Wissen Sie bei einer „Pleite“ nicht, was nun zu unternehmen ist, hilft Ihnen die Schuldnerberatung weiter.

Als Schuldner haben Sie Informations- und Mitwirkungspflichten. So sind Sie etwa dazu verpflichtet, eine Gehaltsänderung zu melden. Gleiches gilt, wenn Sie erben. In diesem Fall müssen Sie weiterhin die Hälfte der Erbschaft herausgeben. Haben Sie noch Vermögen, muss es ebenfalls in die Insolvenzmasse eingehen. Das bezieht sich nicht nur auf Vermögen auf der Bank, sondern auch auf etwaige zum Leben nicht notwendige Gegenstände und Sachen.

So können Sie etwa eine Eigentumswohnung nicht behalten, wenn Sie entschuldet werden wollen. In der Regel wird so eine Wohnung versteigert. Ein bestehendes Mietverhältnis wird hingegen nicht durch das Insolvenzverfahren beeinflusst.

Ein vorhandenes Auto wird Ihnen in der Regel nur dann zugestanden, wenn Sie es dringend benötigen, um damit zur Arbeit zu kommen. Gleiches gilt etwa im Fall eines schwerkranken oder schwerbehinderten Familienangehörigen, für den das Auto benötigt wird.

Umstände, die Sie außerdem melden müssen, sind Änderungen des Wohnsitzes und des Arbeitsplatzes. Im Übrigen sind Sie auch dazu verpflichtet, jede zumutbare Arbeit anzunehmen und auch aktiv nach einer Beschäftigung zu suchen. Einkünfte jedweder Art dürfen Sie keinesfalls verheimlichen.

Verstoßen Sie gegen die Auflagen, verlieren Sie die Möglichkeit auf Restschuldbefreiung.

„Pleite“ im Insolvenzverfahren: Was kommt finanziell nun auf Sie zu?

Generell wird versucht werden, die Kosten, die das Verfahren mit sich bringt, aus dem zu bezahlen, was Ihnen gepfändet wurde. In der Regel reicht das allerdings nicht aus, denn bezahlen müssen Sie für Folgendes:

  • Kosten bei Gericht
  • Kosten des Insolvenzverwalters
  • Kosten für einen Anwalt (falls Sie einen solchen beauftragt haben)
Ist Ihre Firma „pleite“, kommt für Sie nur ein Regelinsolvenzverfahren infrage.
Ist Ihre Firma „pleite“, kommt für Sie nur ein Regelinsolvenzverfahren infrage.

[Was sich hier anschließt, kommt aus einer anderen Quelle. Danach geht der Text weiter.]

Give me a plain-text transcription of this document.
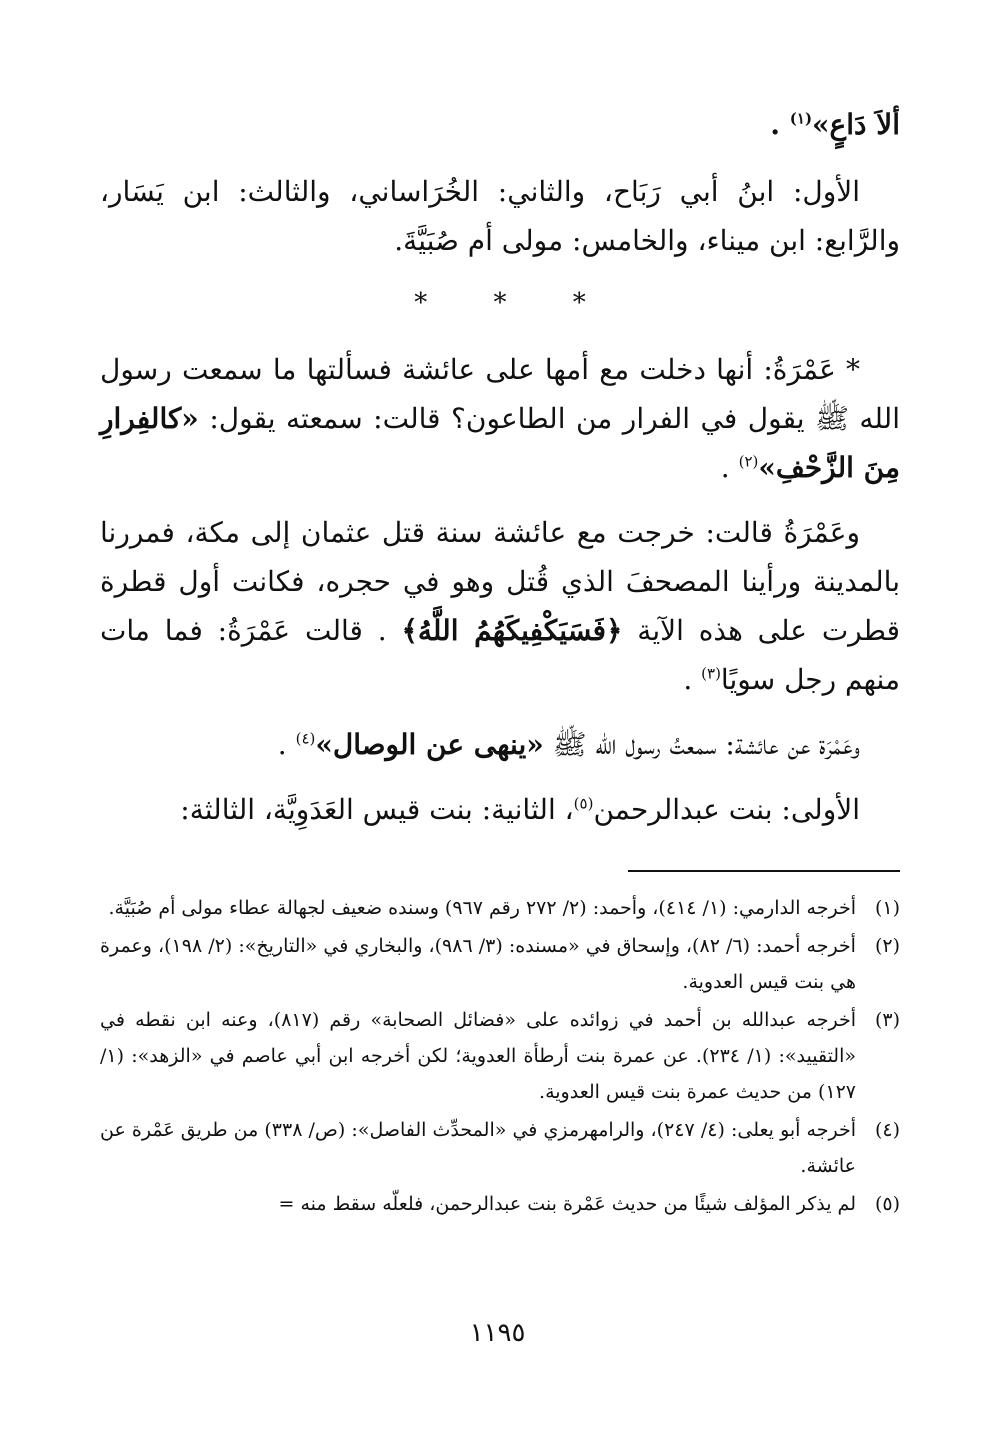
ألاَ دَاعٍ»$^{(١)}$ .

الأول: ابنُ أبي رَبَاح، والثاني: الخُرَاساني، والثالث: ابن يَسَار، والرَّابع: ابن ميناء، والخامس: مولى أم صُبَيَّةَ.

*	*	*

* عَمْرَةُ: أنها دخلت مع أمها على عائشة فسألتها ما سمعت رسول الله ﷺ يقول في الفرار من الطاعون؟ قالت: سمعته يقول: «كالفِرارِ مِنَ الزَّحْفِ»$^{(٢)}$ .

وعَمْرَةُ قالت: خرجت مع عائشة سنة قتل عثمان إلى مكة، فمررنا بالمدينة ورأينا المصحفَ الذي قُتل وهو في حجره، فكانت أول قطرة قطرت على هذه الآية ﴿فَسَيَكْفِيكَهُمُ اللَّهُ﴾ . قالت عَمْرَةُ: فما مات منهم رجل سويًا$^{(٣)}$ .

وعَمْرَة عن عائشة: سمعتُ رسول الله ﷺ «ينهى عن الوصال»$^{(٤)}$ .

الأولى: بنت عبدالرحمن$^{(٥)}$، الثانية: بنت قيس العَدَوِيَّة، الثالثة:

(١)
أخرجه الدارمي: (١/ ٤١٤)، وأحمد: (٢/ ٢٧٢ رقم ٩٦٧) وسنده ضعيف لجهالة عطاء مولى أم صُبَيَّة.
(٢)
أخرجه أحمد: (٦/ ٨٢)، وإسحاق في «مسنده: (٣/ ٩٨٦)، والبخاري في «التاريخ»: (٢/ ١٩٨)، وعمرة هي بنت قيس العدوية.
(٣)
أخرجه عبدالله بن أحمد في زوائده على «فضائل الصحابة» رقم (٨١٧)، وعنه ابن نقطه في «التقييد»: (١/ ٢٣٤). عن عمرة بنت أرطأة العدوية؛ لكن أخرجه ابن أبي عاصم في «الزهد»: (١/ ١٢٧) من حديث عمرة بنت قيس العدوية.
(٤)
أخرجه أبو يعلى: (٤/ ٢٤٧)، والرامهرمزي في «المحدِّث الفاصل»: (ص/ ٣٣٨) من طريق عَمْرة عن عائشة.
(٥)
لم يذكر المؤلف شيئًا من حديث عَمْرة بنت عبدالرحمن، فلعلّه سقط منه =
١١٩٥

Auf Antrag können die Verfahrenskosten bei Gericht gestundet werden. Diesem Antrag wird in der Regel stattgegeben, wenn keine Gründe vorliegen, die gegen eine Restschuldenbefreiung sprechen.

Begleichen müssen Sie die angefallenen Kosten erst, nachdem das Verfahren abgelaufen ist. Zu diesem Zeitpunkt sind Sie also wieder schuldenfrei.

Auf Ihrem Weg zu diesem wünschenswerten Zustand müssen Sie sich nun nicht mehr die Frage stellen: „Ich bin pleite – was nun?“ Die nötige Info hierzu haben Sie mit diesem eBook erhalten.

Die Möglichkeit eines Verbraucherinsolvenzverfahrens besteht nur einmal. Bei einer erneuten Überschuldung gilt die reguläre Verjährungsfrist von 30 Jahren für Ihre Schulden.